Citation de December Ten
Parfois j'ai l'impression que les journalistes préfèrent risquer leur peau en Irak que de lâcher ce qu'ils savent d'une manière ou d'une autre sur le sujet ovni.
Est-ce parce que le ridicule tue dans la profession ou est-ce parce que les gouvernements vous mettent une muselière ?
Le plus marrant de l'histoire est que certains soient au courant mais s'évertuent à nous faire passer pour des dingues (voir C+, par exemple...).

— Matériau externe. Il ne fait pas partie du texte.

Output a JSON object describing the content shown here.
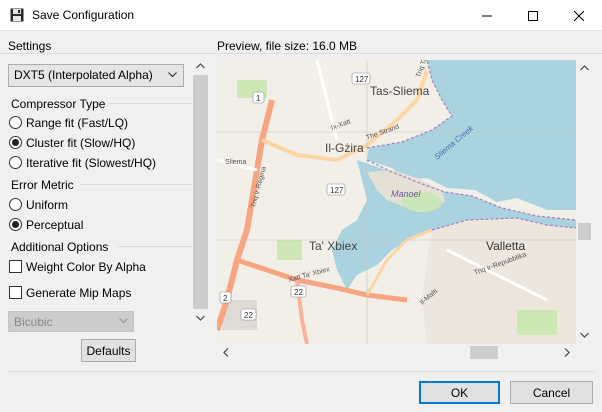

Tu as raison, la presse est victime d'un conformisme dans ce dossier qui tend à l'autisme. Ce n'était pas le cas dans les années 70-80, pendant lesquelles j'ai pu publier ou causer dans le poste librement. Ensuite, avec le recours systématique aux fameux "experts" de tous poils, il a fallu ramer, sauf l'été ou pendant les vacances scolaires, quand on peine à remplir le journal et qu'on a le temps.
Car aux yeux de la rédaction en chef, ou de la direction départementale, ce dossier n'est pas prioritaire. Il y a quatre éditions à sortir tous les jours avec un effectif souvent insuffisant et le chef fait ses choix, établit un programme. Tu enquêtes alors pendant tes repos et si tu tombes sur un chef-chef-censure, (une fois en 30 ans), tes papiers disparaissent de la base informatique.
En revanche, comme je l'ai déjà expliqué dans un numéro de TS, on ne m'a jamais rien interdit et je ne connais aucun exemple de pression politique dans ce domaine, du moins en PQR. Conformisme oui, peur du ridicule oui (cf Cergy-Pontoise), complot non.
Mais le journaliste n'est qu'un salarié, le plus important aux yeux de la direction, c'est le lecteur. Un lecteur, un seul, tousse sur un de tes papiers et on te le fait savoir.
Fort de ce pouvoir méconnu mais réel, c'est finalement lui qui paye, il lui revient de faire savoir son mécontentement sur le traitement de fond du dossier et le suivi de l'anecdotique. En réclamant une information honnête, quitte à fournir des exemples. On a la presse qu'on mérite.